Похоже, на улице кого-то знакомого убивали - медленно и жутко. Может быть, не потому даже, что этот кто-то провинился. Просто так захотелось свободным кетадринам. Между прочим, вполне достаточный повод расправиться над рабом.
Эвинну разбудили до рассвета. Можно сказать, ласково - не вытянули плетью, а вполсилы пнули сапогом под ребра. Похоже, надсмотрщик, коренастый светлобородый крепыш, в хорошем настроении. С чего бы? Выпил? За пьянство на страже тут запросто можно умереть, да и не тянет от него перегаром... Значит, точно замыслил какую-то гадость.
- Тебя ждет хозяин, он в трапезной. Бегом!- щербато ухмыльнувшись, полюбопытствовал надсмотрщик.
Эвинна поежилась. Чтобы добраться в трапезную, предстояло выйти на заснеженную улицу, где без крайней нужды предпочитали не появляться и тепло одетые стражники. А уж в рваных башмаках, превратившейся в лохмотья юбочке, с непристойно непокрытой головой... Пройти придется немало: через несколько кварталов надо пересечь ледяной, незамерзающий в самые лютые морозы ручеек по хлипкому мостику. Наверное, три тысячи шагов. Ручеек протекает в узкой, но глубокой лощине, из него поднимается морозный туман, и холод кажется вдвое сильнее. Ручей - это уже почти на месте: останется пройти через широкое заснеженное поле и подняться на заросший кустами склон холма. Этого-то поля Эвинна боялась больше всего. Она ни разу не видела, но среди невольников ходили упорные слухи: именно там казнили провинившихся рабов.
- Бегом, я сказал! - точно раскаленный железный прут, хлестнул голос надсмотрщика. - А то вечером шкуру спущу!!!
Эвинна знала, что это не пустые угрозы. Хозяева не делали скидок на незнание языка. Незнакомых с кетадинским наречием не по разу пороли до обморока. Вот и сейчас плеть взвилась и пребольно вытянула ее по плечам. Как ошпаренная, девушка метнулась к двери - меньше всего на свете ей хотелось продолжения. Вослед несся издевательский смех надсмотрщика.
После душного, вонючего, но хоть теплого подвала у нее перехватило дыхание. Мороз был такой, что глаза сразу стали слезиться, в уши будто вцепился рой разъяренных ос. Натянув на голову курточку, Эвинна что есть сил помчалась по пустынной предрассветной улочке. Теперь ее подгонял не только страх, но и холод.Под башмаками негодующе скрипел снег, по краям расчищенной рабами тропы он громоздился почти вровень с ее грудью.

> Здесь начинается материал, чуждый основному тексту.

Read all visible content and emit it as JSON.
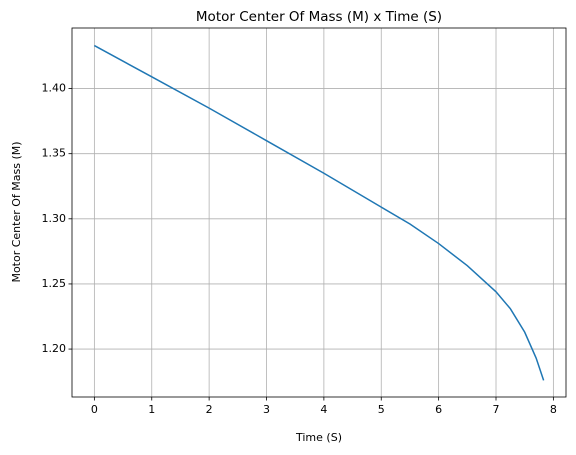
{
  "chart_data": {
    "type": "line",
    "title": "Motor Center Of Mass (M) x Time (S)",
    "xlabel": "Time (S)",
    "ylabel": "Motor Center Of Mass (M)",
    "x": [
      0,
      1,
      2,
      3,
      4,
      5,
      5.5,
      6,
      6.5,
      7,
      7.25,
      7.5,
      7.7,
      7.83
    ],
    "series": [
      {
        "name": "Motor Center Of Mass",
        "color": "#1f77b4",
        "values": [
          1.433,
          1.409,
          1.385,
          1.36,
          1.335,
          1.309,
          1.296,
          1.281,
          1.264,
          1.244,
          1.231,
          1.213,
          1.193,
          1.176
        ]
      }
    ],
    "xlim": [
      -0.39,
      8.22
    ],
    "ylim": [
      1.1632,
      1.4465
    ],
    "xticks": [
      0,
      1,
      2,
      3,
      4,
      5,
      6,
      7,
      8
    ],
    "yticks": [
      {
        "value": 1.2,
        "label": "1.20"
      },
      1.25,
      {
        "value": 1.3,
        "label": "1.30"
      },
      1.35,
      {
        "value": 1.4,
        "label": "1.40"
      }
    ],
    "grid": true
  }
}
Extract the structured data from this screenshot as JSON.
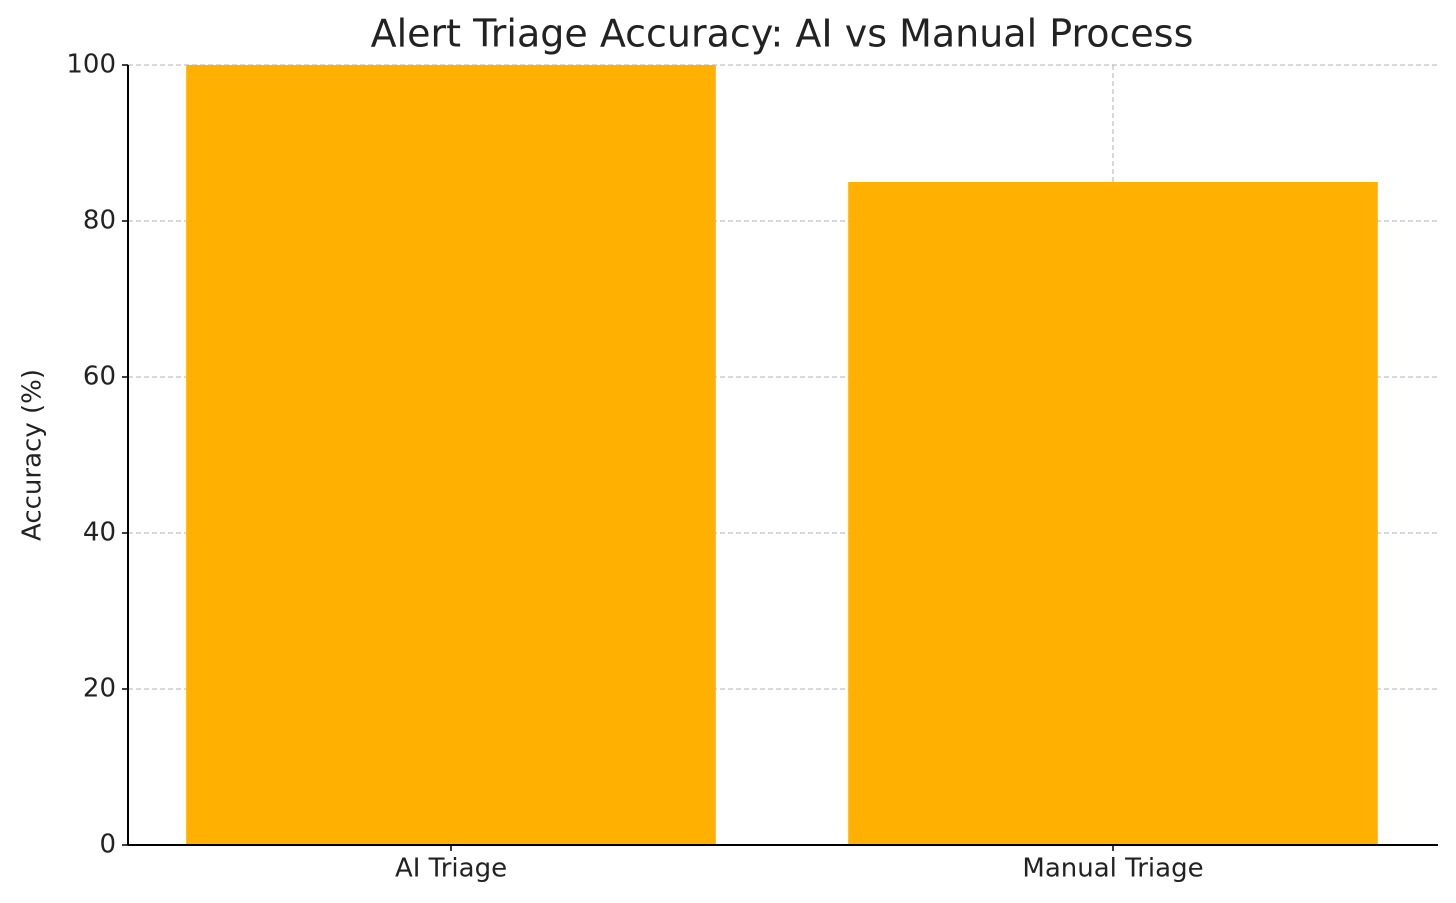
{
  "chart_data": {
    "type": "bar",
    "title": "Alert Triage Accuracy: AI vs Manual Process",
    "y_label": "Accuracy (%)",
    "categories": [
      "AI Triage",
      "Manual Triage"
    ],
    "values": [
      100,
      85
    ],
    "color": "#ffb000",
    "ylim": [
      0,
      100
    ],
    "yticks": [
      0,
      20,
      40,
      60,
      80,
      100
    ],
    "grid": true
  }
}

Вот и мост. На одном дыхании Эвинна проскочила по непрочному настилу, держась рукой за обледенелый канат. Вниз, где на ложе из обледенелых камней звенел бурный поток, она старалась не смотреть. Наконец ее башмаки ступили на твердую землю, облегченно вздохнув, девушка двинулась дальше. На пятьсот шагов впереди раскинулось поле, покрытое толстым слоем снега. За полем начинался поросший кустарником холм, на котором громоздились приземистые строения из замшелого камня, окруженные такой же массивной стеной. Ближайшее из зданий и было храмовой трапезной. Несколько чахлых деревцев, кусты вдоль дороги - все это Эвинна видела не раз.
Ее взгляд привлекло другое: впервые на ее памяти, прямо посреди заснеженного поля показался шатер. В таких, по четверо в каждом, ночевали воины, если требовалось идти в высокогорья на несколько дней . Тщательно обработанная кожа не протекала и в ливень, она не пропускала холодный ветер. Прочный ореховый каркас выдерживал любой буран - при условии, конечно, что его нормально закрепят. В жару в шатре было бы душно и вонюче, но жары в горах почти не бывает. А вот тепло он держит почти как настоящий дом. Вдобавок в крыше есть дымоход. Разложи внутри костер, устройся с краев, получше укутай спину теплым плащом - и можно спать в любой мороз. Если б не такие шатры, никогда бы не смогли кетадрины подниматься в горы зимой.